Images from mobylosangelesarchitecture.com

G: You seem to have really studied architecture.

M: In a dilettantish way.

G: Well, even though I do it and I’ve studied it I like to consider myself a dilettante in the sense that I’m always learning new things. We all grab as much as we can and look at as much as we can. Have you ever read the book, Zen Mind, Beginner’s Mind?

(Laughter)

M: The dilettante way! I have friends who just went through the licensing process in New York and now they are so burnt out they can’t even do architecture. So I guess I still have a love for it because it’s not my job.

And for the last hundred years LA has been the domain of crackpot artist and nerds and aerospace.

(Laughter)

I think people forget about the aerospace side.
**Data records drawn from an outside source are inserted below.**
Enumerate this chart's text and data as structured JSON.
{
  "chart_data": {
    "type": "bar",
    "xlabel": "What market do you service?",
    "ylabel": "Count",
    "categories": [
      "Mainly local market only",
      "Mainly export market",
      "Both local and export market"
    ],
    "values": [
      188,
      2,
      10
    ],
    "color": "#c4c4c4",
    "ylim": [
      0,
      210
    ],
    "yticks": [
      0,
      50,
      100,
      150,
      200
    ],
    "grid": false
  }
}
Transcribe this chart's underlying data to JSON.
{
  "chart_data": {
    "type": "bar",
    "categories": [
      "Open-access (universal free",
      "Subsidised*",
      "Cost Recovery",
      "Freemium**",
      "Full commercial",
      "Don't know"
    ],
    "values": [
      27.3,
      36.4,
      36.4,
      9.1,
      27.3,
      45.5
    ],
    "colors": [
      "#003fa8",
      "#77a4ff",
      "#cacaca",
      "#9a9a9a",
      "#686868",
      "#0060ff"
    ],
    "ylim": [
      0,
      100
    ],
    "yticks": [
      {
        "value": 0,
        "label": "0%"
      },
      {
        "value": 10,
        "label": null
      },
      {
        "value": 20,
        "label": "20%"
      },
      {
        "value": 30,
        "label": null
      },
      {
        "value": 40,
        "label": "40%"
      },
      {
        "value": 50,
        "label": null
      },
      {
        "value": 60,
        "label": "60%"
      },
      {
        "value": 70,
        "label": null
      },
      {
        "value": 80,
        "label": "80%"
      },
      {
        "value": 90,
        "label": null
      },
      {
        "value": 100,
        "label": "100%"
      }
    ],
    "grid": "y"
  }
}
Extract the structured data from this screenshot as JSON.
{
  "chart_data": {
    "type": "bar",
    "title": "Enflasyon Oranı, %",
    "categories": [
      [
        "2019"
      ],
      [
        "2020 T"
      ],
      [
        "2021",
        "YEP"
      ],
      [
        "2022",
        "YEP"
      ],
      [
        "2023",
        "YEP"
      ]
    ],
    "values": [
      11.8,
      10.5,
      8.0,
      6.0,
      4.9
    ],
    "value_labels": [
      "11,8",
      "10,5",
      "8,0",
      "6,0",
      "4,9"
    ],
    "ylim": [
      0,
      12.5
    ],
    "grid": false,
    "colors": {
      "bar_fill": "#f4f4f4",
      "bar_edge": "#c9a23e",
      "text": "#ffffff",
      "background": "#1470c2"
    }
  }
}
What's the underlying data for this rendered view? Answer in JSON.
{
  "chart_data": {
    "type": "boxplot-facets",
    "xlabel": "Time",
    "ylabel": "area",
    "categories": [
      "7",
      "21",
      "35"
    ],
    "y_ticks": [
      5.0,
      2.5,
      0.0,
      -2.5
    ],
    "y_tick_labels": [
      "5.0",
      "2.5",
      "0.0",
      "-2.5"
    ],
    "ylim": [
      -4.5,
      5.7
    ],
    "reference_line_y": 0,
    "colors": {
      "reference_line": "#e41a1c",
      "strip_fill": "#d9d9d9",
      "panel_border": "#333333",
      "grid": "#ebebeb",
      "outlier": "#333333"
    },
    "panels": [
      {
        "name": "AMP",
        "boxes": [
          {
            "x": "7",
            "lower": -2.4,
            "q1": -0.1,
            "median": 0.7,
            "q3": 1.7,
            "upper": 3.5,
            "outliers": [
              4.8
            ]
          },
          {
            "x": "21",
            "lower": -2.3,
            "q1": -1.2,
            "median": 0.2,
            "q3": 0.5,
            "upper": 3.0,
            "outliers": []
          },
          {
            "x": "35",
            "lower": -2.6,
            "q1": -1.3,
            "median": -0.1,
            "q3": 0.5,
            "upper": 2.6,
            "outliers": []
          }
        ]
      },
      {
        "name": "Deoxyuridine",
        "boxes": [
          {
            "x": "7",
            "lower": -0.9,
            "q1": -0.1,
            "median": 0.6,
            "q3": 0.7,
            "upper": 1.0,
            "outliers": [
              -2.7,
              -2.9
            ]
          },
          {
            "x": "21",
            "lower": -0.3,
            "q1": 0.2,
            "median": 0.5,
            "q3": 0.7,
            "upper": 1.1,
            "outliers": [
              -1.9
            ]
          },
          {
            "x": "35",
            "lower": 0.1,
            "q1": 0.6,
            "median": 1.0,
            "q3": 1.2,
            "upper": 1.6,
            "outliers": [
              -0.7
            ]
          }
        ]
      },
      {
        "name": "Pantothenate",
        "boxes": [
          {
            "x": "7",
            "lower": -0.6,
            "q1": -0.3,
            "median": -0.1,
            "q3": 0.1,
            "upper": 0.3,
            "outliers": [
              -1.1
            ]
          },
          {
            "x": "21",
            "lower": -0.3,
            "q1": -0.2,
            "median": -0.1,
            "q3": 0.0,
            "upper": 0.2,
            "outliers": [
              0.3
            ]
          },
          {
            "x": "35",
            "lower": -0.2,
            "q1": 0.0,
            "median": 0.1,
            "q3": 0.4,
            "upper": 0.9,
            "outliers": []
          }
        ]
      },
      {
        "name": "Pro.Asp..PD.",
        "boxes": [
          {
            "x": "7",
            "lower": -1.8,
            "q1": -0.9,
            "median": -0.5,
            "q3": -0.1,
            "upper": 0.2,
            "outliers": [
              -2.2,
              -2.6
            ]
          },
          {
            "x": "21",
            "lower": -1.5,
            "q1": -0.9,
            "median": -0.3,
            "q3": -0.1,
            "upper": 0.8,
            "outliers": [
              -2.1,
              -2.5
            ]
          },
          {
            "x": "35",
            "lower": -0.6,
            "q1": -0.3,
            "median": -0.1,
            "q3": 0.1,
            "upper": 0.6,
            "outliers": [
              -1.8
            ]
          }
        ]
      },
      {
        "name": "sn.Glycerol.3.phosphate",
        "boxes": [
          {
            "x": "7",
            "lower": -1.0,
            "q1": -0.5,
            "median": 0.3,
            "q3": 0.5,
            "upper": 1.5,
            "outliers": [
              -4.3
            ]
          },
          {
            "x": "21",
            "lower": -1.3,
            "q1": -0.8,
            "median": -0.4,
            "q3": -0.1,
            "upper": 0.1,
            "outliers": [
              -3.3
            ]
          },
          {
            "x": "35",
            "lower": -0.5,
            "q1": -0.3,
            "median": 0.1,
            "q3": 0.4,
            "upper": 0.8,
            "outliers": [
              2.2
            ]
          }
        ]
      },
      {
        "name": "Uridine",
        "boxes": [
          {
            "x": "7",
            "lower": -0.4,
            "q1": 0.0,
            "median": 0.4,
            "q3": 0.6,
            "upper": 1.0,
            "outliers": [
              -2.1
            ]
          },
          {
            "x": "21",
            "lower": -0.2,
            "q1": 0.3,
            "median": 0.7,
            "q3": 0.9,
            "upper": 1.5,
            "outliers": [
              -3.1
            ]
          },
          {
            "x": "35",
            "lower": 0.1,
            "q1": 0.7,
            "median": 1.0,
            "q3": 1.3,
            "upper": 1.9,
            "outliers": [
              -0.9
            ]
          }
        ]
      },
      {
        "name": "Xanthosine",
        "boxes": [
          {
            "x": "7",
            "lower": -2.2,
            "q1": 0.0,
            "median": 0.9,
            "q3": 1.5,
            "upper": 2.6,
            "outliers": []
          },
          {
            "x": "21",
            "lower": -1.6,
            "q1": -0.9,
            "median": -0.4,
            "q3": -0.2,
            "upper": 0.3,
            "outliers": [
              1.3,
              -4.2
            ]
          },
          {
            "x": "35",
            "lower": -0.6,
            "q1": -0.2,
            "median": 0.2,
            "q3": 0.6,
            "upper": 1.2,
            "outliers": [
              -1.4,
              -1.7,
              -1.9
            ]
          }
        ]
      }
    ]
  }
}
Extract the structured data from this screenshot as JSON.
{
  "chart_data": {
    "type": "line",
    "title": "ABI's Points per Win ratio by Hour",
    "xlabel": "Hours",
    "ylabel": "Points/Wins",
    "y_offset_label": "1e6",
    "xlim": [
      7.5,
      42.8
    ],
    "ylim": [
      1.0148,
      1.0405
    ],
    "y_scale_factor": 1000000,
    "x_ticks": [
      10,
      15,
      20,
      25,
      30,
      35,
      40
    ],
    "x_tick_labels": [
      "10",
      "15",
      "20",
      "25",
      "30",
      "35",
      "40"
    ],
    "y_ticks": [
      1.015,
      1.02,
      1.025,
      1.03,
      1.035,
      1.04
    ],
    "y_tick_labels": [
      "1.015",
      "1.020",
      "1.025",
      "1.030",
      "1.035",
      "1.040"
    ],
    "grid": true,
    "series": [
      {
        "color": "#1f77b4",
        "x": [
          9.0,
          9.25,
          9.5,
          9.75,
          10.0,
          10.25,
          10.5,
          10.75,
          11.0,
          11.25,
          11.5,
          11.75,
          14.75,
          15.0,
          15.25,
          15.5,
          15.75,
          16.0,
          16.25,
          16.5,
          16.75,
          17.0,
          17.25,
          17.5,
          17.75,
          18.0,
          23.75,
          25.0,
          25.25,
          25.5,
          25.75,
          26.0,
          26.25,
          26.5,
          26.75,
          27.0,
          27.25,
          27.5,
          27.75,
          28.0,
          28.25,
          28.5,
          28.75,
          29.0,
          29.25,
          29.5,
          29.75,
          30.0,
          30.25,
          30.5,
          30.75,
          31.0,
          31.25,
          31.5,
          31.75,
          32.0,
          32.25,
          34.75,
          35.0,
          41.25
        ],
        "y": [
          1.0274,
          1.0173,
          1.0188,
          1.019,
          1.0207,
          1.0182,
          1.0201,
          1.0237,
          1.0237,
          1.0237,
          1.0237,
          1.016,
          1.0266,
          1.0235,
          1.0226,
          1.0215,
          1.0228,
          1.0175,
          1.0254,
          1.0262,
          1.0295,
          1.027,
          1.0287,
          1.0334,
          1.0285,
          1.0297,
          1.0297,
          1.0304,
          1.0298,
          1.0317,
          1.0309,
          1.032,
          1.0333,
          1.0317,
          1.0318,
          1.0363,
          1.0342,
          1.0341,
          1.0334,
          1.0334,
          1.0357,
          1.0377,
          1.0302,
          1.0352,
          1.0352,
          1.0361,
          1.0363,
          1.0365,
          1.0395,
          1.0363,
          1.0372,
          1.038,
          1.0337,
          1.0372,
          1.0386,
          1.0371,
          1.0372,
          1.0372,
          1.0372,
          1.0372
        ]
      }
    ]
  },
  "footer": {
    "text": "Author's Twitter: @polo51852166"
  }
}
Because aerospace is all about invention and dreaming. It’s not like the industry here is mufflers and whatever. Aerospace is about fantastic nerds figuring out how to go to other planets. And the entertainment business is all about invention. So you take cheap real estate in the desert or on the side of a hill and you give weirdoes a bunch of money to build something and you end up…. And for every great house in LA there’s the most soul-destroying, banal, awful house as well. But when I look at the crummy houses, the fall-down houses, to me what they stand for is this egalitarianism nature of LA. Because in New York, there is no entry. The pressure and the money don’t allow things to stay cheap. Whereas here I drive by a crummy apartment building and it’s depressing because it’s beige, it’s falling apart, and you think, in any other big city it would have been torn down ages ago and turned into something. So the fact that these crummy apartment buildings exist means that the next generation of artists and filmmakers and musicians have places to live.

Images from mobylosangelesarchitecture.com

G: Thanks for giving me a new way of looking at those. It’s interesting you say that because there might actually be more architectural history in LA than in a city like New York, in terms of quantity. Because, as you say, there is so much pressure on property to turn it into something new.

M: And what’s really interesting is that you can go through Greenwich Village and there are these walking tours where they’ll point to buildings and they’ll say, “Edith Wharton lived here” and “Jack Kerouac lived here” and you’ll notice that in the last couple decades New York has gotten so expensive that it isn’t producing artists anymore. It’s not producing writers or musicians because most of them have to leave. Maybe there are better walking tours of Brooklyn. But Manhattan? I still love it, but it’s not happening.